When she was finished she spoke to the tech regarding Hondo. She showed him how fit he was, (touching his ribs, hips and belly) Said he was a very solid dog and what ever I was doing at home regarding food and exercise to keep up the good work (after his foot heals). 

Then the vet stated that Hondo was very close to what the perfect German Shepherd should be regarding temperment. She stated that he tolerates, but doesn't welcome. That he listens to me when he isn't sure what he is supposed to do.
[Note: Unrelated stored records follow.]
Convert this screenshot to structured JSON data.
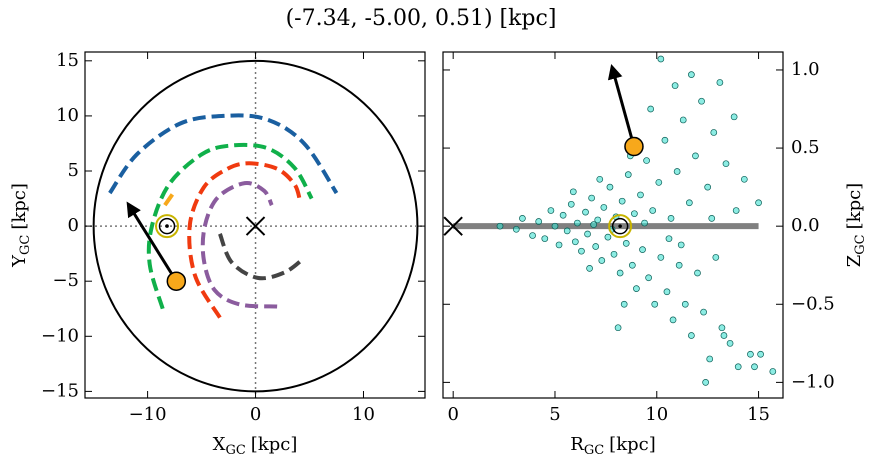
{
  "title": "(-7.34, -5.00, 0.51) [kpc]",
  "chart_data": [
    {
      "type": "line",
      "xlabel": {
        "main": "X",
        "sub": "GC",
        "unit": "[kpc]"
      },
      "ylabel": {
        "main": "Y",
        "sub": "GC",
        "unit": "[kpc]"
      },
      "xlim": [
        -15.8,
        15.7
      ],
      "ylim": [
        -15.6,
        15.8
      ],
      "xticks": [
        {
          "value": -10,
          "label": "−10"
        },
        0,
        10
      ],
      "yticks": [
        {
          "value": -15,
          "label": "−15"
        },
        {
          "value": -10,
          "label": "−10"
        },
        {
          "value": -5,
          "label": "−5"
        },
        0,
        5,
        10,
        15
      ],
      "yaxis_side": "left",
      "boundary_radius": 15,
      "reference_lines": {
        "x": 0,
        "y": 0
      },
      "series": [
        {
          "color": "#1a5fa0",
          "linestyle": "dashed",
          "x": [
            -13.5,
            -11,
            -7,
            -3,
            1,
            4.5,
            7.5
          ],
          "y": [
            3,
            6.5,
            9.3,
            10,
            9.7,
            7.5,
            3
          ]
        },
        {
          "color": "#10b04a",
          "linestyle": "dashed",
          "x": [
            -8.6,
            -9.8,
            -9.6,
            -8,
            -5,
            -2.4,
            1,
            3.6,
            5.2
          ],
          "y": [
            -7.5,
            -3.5,
            0,
            3.8,
            6.5,
            7.3,
            7.1,
            5.3,
            2.5
          ]
        },
        {
          "color": "#f03a10",
          "linestyle": "dashed",
          "x": [
            -3.3,
            -5.6,
            -6.1,
            -4.8,
            -2.6,
            -0.6,
            2,
            3.6,
            4.1
          ],
          "y": [
            -8.3,
            -4.5,
            0,
            3.5,
            5.2,
            5.7,
            5.2,
            3.8,
            2.4
          ]
        },
        {
          "color": "#8b5c9e",
          "linestyle": "dashed",
          "x": [
            2,
            -1.5,
            -3.8,
            -4.8,
            -4.7,
            -3.5,
            -1,
            0.8,
            1.5
          ],
          "y": [
            -7.3,
            -7.1,
            -5.8,
            -3,
            0,
            2.6,
            3.9,
            3.2,
            1.9
          ]
        },
        {
          "color": "#444444",
          "linestyle": "dashed",
          "x": [
            -3.3,
            -2.2,
            0.2,
            2.7,
            4.5
          ],
          "y": [
            -0.7,
            -3.3,
            -4.7,
            -4.2,
            -2.9
          ]
        },
        {
          "color": "#f7a81b",
          "linestyle": "dashed",
          "x": [
            -8.4,
            -7.4
          ],
          "y": [
            1.9,
            3.3
          ]
        }
      ],
      "sun": {
        "x": -8.2,
        "y": 0
      },
      "target": {
        "x": -7.34,
        "y": -5.0,
        "color": "#f7a81b"
      },
      "arrow_tip": {
        "x": -11.8,
        "y": 2.0
      },
      "center": {
        "x": 0,
        "y": 0
      }
    },
    {
      "type": "scatter",
      "xlabel": {
        "main": "R",
        "sub": "GC",
        "unit": "[kpc]"
      },
      "ylabel": {
        "main": "Z",
        "sub": "GC",
        "unit": "[kpc]"
      },
      "xlim": [
        -0.5,
        16.2
      ],
      "ylim": [
        -1.1,
        1.115
      ],
      "xticks": [
        0,
        5,
        10,
        15
      ],
      "yticks": [
        {
          "value": -1.0,
          "label": "−1.0"
        },
        {
          "value": -0.5,
          "label": "−0.5"
        },
        {
          "value": 0.0,
          "label": "0.0"
        },
        {
          "value": 0.5,
          "label": "0.5"
        },
        {
          "value": 1.0,
          "label": "1.0"
        }
      ],
      "yaxis_side": "right",
      "color": "#40e0d0",
      "x": [
        2.3,
        3.1,
        3.4,
        3.9,
        4.2,
        4.5,
        4.8,
        5.0,
        5.2,
        5.4,
        5.6,
        5.8,
        6.0,
        6.1,
        6.3,
        6.5,
        6.6,
        6.8,
        7.0,
        7.1,
        7.3,
        7.4,
        7.6,
        7.7,
        7.9,
        8.0,
        8.2,
        8.3,
        8.5,
        8.6,
        8.8,
        8.9,
        9.0,
        9.2,
        9.3,
        9.5,
        9.6,
        9.8,
        9.9,
        10.1,
        10.2,
        10.4,
        10.5,
        10.7,
        10.8,
        11.0,
        11.1,
        11.3,
        11.4,
        11.6,
        11.7,
        11.9,
        12.0,
        12.2,
        12.3,
        12.5,
        12.6,
        12.8,
        12.9,
        13.1,
        13.2,
        13.4,
        13.6,
        13.8,
        14.0,
        14.3,
        14.6,
        15.0,
        15.1,
        15.7,
        10.2,
        11.7,
        8.1,
        7.2,
        6.7,
        5.9,
        12.4,
        13.3,
        9.7,
        10.9,
        8.7,
        8.4,
        11.2,
        9.4,
        7.8,
        6.9,
        12.7,
        13.9,
        10.6,
        14.8
      ],
      "y": [
        0.0,
        -0.02,
        0.05,
        -0.06,
        0.03,
        -0.08,
        0.1,
        0.0,
        -0.12,
        0.07,
        -0.03,
        0.14,
        -0.1,
        0.02,
        -0.16,
        0.09,
        -0.05,
        0.18,
        -0.13,
        0.04,
        -0.22,
        0.12,
        -0.07,
        0.25,
        -0.18,
        0.06,
        -0.3,
        0.16,
        -0.11,
        0.33,
        -0.25,
        0.08,
        -0.4,
        0.2,
        -0.15,
        0.42,
        -0.33,
        0.1,
        -0.5,
        0.28,
        -0.2,
        0.55,
        -0.42,
        0.05,
        -0.6,
        0.35,
        -0.25,
        0.68,
        -0.5,
        0.15,
        -0.7,
        0.45,
        -0.3,
        0.8,
        -0.55,
        0.25,
        -0.85,
        0.6,
        -0.2,
        0.92,
        -0.65,
        0.4,
        -0.75,
        0.7,
        -0.9,
        0.3,
        -0.82,
        0.15,
        -0.82,
        -0.93,
        1.07,
        0.97,
        -0.65,
        0.3,
        -0.27,
        0.22,
        -1.0,
        -0.7,
        0.75,
        0.9,
        0.45,
        -0.5,
        -0.12,
        0.02,
        -0.02,
        0.01,
        0.05,
        0.1,
        -0.08,
        -0.9
      ],
      "disk_line": {
        "x": [
          0,
          15
        ],
        "y": 0,
        "color": "#808080"
      },
      "sun": {
        "x": 8.2,
        "y": 0
      },
      "target": {
        "x": 8.88,
        "y": 0.51,
        "color": "#f7a81b"
      },
      "arrow_tip": {
        "x": 7.8,
        "y": 1.02
      },
      "center": {
        "x": 0,
        "y": 0
      }
    }
  ]
}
She said that she normally muzzles Shepherds, and that was why she stood for a few moments talking to me and Hondo. ( At one point Hondo was sniffing her and I told him "Hondo, that's rude." and he quit. ) She said to the tech, "Think how easy our job would be if people always partnered with their pets like this!"


----------



## LaRen616 (Mar 4, 2010)

Awesome!

Great job Hondo and you too Nancy!

Wonderful team work! ​


----------



## 1sttimeforgsd (Jul 29, 2010)

:thumbup: To you and Hondo, glad there was nothing serious going on with your precious boy!


----------



## Good_Karma (Jun 28, 2009)

Happy to hear Hondo is going to be fine, and that he was such a good boy at the vet. Good job!


----------



## clearcreekranch (Mar 18, 2010)

:happyboogie:Way to go Hondo


----------



## DanielleOttoMom (May 11, 2010)

Woot Woot!! Way to go Hondo! I beat your a proud Momma!!


----------



## Leika 11 (Mar 1, 2008)

*Great job Hondo!*

Keep it up!


----------